Nous ne serons jamais japonais !
Le Japon est incontestablement le laboratoire du monde, et pas seulement pour son irrésistible et catastrophique déclin démographique. Ce pays moderne prouve aujourd’hui qu’il est possible de vivre – ou à tout le moins de continuer à exister – sans marché obligataire! La troisième puissance économique du monde – du haut de son quadrillion de yens d’obligations émises – en est parvenue à totalement assécher son propre marché de la dette qui se retrouve aujourd’hui de facto nationalisé par sa banque centrale. Dans le cadre de leur combat à mort contre la déflation, les autorités nippones rachètent donc l’ensemble des émissions obligataires, faussant tant et si bien la loi de l’offre et de la demande que les opérateurs classiques se retirent progressivement de cette arène.

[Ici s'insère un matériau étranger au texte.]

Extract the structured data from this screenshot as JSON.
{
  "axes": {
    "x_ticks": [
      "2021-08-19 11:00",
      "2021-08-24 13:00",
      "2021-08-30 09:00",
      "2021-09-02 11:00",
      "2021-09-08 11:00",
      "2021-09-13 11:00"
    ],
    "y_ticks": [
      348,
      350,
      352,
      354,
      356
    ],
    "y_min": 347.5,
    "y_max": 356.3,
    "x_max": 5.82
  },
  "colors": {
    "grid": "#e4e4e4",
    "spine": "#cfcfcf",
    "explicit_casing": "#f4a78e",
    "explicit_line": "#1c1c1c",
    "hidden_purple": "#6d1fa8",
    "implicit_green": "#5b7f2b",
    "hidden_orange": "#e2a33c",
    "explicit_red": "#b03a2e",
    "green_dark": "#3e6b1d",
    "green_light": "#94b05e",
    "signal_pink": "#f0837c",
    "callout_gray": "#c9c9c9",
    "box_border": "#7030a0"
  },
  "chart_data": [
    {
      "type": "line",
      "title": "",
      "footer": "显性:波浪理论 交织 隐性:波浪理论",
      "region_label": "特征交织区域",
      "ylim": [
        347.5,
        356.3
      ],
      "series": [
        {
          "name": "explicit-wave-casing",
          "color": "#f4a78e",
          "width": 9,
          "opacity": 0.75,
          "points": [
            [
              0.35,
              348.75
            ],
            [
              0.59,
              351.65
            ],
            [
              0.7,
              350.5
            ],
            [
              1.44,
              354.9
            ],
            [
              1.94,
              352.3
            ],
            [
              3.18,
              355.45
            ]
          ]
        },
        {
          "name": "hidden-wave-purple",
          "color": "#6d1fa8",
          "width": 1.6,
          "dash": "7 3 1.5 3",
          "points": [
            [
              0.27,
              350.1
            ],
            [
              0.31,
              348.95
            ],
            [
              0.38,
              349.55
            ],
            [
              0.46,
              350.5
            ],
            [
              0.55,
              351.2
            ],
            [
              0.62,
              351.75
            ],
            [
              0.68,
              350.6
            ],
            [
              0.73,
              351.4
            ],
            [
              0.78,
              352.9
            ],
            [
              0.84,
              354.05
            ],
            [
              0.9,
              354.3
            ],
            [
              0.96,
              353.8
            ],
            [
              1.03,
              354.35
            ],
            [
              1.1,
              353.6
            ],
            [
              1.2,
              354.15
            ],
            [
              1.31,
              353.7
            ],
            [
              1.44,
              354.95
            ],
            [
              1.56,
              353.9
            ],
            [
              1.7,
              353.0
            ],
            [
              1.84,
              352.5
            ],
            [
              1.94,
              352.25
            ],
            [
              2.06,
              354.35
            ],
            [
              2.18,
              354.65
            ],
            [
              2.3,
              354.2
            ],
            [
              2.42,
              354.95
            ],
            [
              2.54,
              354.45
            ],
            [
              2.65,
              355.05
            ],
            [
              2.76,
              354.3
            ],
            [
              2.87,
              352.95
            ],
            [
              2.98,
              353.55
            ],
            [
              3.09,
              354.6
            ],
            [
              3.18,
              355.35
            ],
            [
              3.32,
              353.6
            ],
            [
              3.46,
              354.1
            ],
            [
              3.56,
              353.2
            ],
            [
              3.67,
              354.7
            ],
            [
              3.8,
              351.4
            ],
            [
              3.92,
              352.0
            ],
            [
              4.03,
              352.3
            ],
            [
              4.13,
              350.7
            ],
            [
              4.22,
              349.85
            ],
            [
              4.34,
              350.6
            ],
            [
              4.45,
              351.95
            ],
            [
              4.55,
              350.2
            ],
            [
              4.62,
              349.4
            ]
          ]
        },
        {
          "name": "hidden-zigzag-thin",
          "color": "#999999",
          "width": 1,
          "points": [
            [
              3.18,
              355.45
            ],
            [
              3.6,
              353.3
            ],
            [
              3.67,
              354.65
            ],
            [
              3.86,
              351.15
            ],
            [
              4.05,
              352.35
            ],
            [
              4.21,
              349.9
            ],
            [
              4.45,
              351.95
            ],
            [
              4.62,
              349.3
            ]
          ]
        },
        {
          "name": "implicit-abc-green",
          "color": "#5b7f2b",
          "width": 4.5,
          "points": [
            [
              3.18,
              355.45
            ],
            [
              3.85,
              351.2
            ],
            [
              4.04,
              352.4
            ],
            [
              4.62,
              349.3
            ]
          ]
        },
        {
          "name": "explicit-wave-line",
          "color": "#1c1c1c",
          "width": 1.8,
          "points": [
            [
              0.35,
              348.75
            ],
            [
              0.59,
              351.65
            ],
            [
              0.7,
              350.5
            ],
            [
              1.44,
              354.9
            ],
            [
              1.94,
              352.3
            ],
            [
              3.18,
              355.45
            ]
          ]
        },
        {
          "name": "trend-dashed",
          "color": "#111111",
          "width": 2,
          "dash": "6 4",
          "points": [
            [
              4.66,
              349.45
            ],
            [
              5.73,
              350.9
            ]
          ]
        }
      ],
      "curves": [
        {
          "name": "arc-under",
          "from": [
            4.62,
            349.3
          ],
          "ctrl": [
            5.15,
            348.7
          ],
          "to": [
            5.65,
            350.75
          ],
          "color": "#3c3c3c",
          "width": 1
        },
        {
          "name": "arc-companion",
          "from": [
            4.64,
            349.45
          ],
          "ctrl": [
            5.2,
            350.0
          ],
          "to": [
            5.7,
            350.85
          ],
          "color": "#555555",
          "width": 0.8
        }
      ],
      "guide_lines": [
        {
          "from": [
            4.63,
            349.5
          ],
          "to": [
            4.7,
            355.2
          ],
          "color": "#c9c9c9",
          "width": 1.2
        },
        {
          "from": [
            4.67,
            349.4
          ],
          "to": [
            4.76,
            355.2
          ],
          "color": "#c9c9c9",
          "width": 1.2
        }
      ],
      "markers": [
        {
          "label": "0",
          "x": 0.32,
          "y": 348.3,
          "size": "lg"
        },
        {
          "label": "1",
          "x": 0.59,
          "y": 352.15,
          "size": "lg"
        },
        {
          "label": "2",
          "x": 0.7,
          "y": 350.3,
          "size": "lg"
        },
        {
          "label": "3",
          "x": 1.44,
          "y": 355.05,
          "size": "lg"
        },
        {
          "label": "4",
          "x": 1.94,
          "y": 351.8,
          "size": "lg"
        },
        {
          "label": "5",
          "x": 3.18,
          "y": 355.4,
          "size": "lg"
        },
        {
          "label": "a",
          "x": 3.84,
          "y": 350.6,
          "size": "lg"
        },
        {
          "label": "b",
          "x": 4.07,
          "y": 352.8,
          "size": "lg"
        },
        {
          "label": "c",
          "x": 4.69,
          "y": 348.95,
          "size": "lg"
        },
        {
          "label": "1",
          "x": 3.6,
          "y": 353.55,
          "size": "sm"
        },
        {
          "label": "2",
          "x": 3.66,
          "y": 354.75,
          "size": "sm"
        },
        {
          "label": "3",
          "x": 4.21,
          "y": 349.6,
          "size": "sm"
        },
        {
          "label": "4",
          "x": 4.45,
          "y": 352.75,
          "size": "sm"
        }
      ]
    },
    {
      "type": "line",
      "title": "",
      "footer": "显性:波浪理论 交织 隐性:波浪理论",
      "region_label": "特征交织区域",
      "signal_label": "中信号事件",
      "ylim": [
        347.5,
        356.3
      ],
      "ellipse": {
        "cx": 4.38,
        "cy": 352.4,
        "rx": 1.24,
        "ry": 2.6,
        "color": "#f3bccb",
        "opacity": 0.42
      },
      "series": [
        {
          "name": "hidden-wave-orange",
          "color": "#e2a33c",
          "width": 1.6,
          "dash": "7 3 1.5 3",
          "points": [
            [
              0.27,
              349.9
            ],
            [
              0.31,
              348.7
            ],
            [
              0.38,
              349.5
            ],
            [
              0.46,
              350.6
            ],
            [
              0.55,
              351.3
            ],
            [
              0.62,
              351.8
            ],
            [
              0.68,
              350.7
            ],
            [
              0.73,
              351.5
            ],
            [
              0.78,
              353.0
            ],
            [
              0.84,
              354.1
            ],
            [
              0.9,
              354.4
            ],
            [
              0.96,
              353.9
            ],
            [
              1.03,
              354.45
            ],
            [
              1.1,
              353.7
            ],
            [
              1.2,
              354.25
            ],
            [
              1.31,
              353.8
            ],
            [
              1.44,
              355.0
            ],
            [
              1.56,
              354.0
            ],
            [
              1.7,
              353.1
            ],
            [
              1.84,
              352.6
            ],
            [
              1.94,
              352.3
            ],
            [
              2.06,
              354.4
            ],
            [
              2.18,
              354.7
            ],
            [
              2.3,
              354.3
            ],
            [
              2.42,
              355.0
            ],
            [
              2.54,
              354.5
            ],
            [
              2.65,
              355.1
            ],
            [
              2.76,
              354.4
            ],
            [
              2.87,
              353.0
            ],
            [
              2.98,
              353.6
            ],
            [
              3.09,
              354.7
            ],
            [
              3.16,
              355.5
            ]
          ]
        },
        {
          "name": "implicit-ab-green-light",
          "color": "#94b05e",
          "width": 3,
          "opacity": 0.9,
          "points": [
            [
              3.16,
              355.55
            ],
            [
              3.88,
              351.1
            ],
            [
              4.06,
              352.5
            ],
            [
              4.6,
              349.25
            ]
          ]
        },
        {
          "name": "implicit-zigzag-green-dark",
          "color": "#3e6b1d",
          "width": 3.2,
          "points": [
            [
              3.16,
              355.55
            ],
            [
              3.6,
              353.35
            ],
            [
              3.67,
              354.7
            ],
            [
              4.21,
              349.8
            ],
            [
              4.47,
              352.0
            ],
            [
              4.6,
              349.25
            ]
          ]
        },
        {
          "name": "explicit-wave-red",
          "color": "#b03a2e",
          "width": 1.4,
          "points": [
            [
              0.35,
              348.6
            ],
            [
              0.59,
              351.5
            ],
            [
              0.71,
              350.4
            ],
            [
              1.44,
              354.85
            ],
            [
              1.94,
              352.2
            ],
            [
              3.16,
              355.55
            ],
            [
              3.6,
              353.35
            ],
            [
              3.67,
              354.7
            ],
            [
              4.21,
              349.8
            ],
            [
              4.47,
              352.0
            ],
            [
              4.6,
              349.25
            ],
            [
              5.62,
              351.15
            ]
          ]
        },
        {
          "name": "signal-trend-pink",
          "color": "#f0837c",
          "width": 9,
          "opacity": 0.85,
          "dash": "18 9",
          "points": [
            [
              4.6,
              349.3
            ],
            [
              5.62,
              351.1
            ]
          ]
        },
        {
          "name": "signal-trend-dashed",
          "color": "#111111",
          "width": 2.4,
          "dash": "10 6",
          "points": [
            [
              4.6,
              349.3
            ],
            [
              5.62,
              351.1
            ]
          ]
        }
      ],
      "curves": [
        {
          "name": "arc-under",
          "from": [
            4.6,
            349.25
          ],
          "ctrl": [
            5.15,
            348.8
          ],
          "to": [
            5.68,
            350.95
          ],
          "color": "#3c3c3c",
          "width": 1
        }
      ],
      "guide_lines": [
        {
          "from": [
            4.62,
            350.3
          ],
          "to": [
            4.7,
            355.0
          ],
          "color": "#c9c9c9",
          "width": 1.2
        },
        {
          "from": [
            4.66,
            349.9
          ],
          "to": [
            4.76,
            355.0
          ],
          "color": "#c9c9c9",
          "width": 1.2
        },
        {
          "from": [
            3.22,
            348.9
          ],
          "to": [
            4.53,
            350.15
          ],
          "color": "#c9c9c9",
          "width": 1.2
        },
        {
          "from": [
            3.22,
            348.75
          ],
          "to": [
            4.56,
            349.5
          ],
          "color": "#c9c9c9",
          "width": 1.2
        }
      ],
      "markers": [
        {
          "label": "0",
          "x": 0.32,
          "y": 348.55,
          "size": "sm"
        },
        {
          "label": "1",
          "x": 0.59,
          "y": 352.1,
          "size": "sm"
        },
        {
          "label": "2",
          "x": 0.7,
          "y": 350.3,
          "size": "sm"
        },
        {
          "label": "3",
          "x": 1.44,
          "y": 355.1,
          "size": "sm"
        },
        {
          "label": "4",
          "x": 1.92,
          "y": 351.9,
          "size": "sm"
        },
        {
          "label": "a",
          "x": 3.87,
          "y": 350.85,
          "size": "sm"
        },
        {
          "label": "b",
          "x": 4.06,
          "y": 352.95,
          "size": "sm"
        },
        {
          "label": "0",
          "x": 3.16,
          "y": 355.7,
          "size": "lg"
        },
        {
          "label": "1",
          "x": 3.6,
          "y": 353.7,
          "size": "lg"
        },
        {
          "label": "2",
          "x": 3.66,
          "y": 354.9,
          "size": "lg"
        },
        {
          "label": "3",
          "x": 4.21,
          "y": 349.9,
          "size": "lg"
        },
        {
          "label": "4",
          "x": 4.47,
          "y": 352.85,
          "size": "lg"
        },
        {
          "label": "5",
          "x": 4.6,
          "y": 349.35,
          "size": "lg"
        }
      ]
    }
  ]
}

Les quelques 100 milliards de dollars rachetés mensuellement par la Banque du Japon figent ainsi littéralement le marché, neutralisant toutes les opportunités et consacrant la domination absolue des pouvoirs publics japonais sur le secteur privé. L’économie devient donc entièrement dépendante de la création monétaire de sa banque centrale. S’il est indéniable que les divers programmes “QE” ont parfaitement bien réussi à l’économie américaine, cette même création monétaire précipite le Japon dans une sorte d’univers parallèle où c’est l’Etat qui crée et qui fait le marché. Pour déterminée que soit l’attitude de ses dirigeants, pour digne de respect que soit leur cause consistant à défaire la déflation, leur expérimentation aux confins de la magie noire risque de se révéler fatale pour leur pays, comme pour le reste du monde. On ne peut, impunément et sans conséquences imprévisibles, nationaliser un marché de la dette publique deux fois et demi plus volumineux que son propre P.I.B….
A la décharge du Japon, c’est l’ensemble de nos repères qui se retrouvent aujourd’hui violentés, bousculés, voire inversés, avec des rendements négatifs régnant sur les obligations de bien de nos nations occidentales. Pour autant, cette confiscation de la quasi-totalité de son marché de la dette par la Banque du Japon – outre son côté nauséabond et malsain – devrait servir d’enseignement suprême aux banques centrales occidentales dans le cadre de leurs programmes respectifs de “Quantitative Easing”. Là aussi, et plus que jamais, le Japon fait figure de pionnier, voire de contre exemple absolu. A qui sert-il en effet de lutter contre un mal (la déflation) si le prix consiste à remettre en cause tout le système ?
La stagnation séculaire dans laquelle sont enfermées nos économies exige certes de promouvoir de nouvelles bulles, ayant pour effet de chasser celles en place, tout en autorisant accessoirement un simulacre de croissance. Pour autant, il ne rentre pas dans les attributions d’une banque centrale d’entretenir et de faire prospérer des pyramides, ni de promettre ou de s’engager à l’impossible. A cet égard, l’épisode récent d’une Banque Nationale Suisse ayant formulé haut et fort des promesses qu’elle n’a pu tenir achève de nous prouver que nos banquiers centraux ne sont pas infaillibles. Voilà pourquoi ils doivent impérativement recevoir le soutien de politiques fiscales et budgétaires adaptées.
A l’heure des “QE” européens, que l’Union regarde le cas du Japon – qui n’a carrément plus de marché obligataire – avec effroi, et qu’une vraie politique de relance vienne seconder un Mario Draghi qui ne peut porter nos destinées sur ses seules épaules.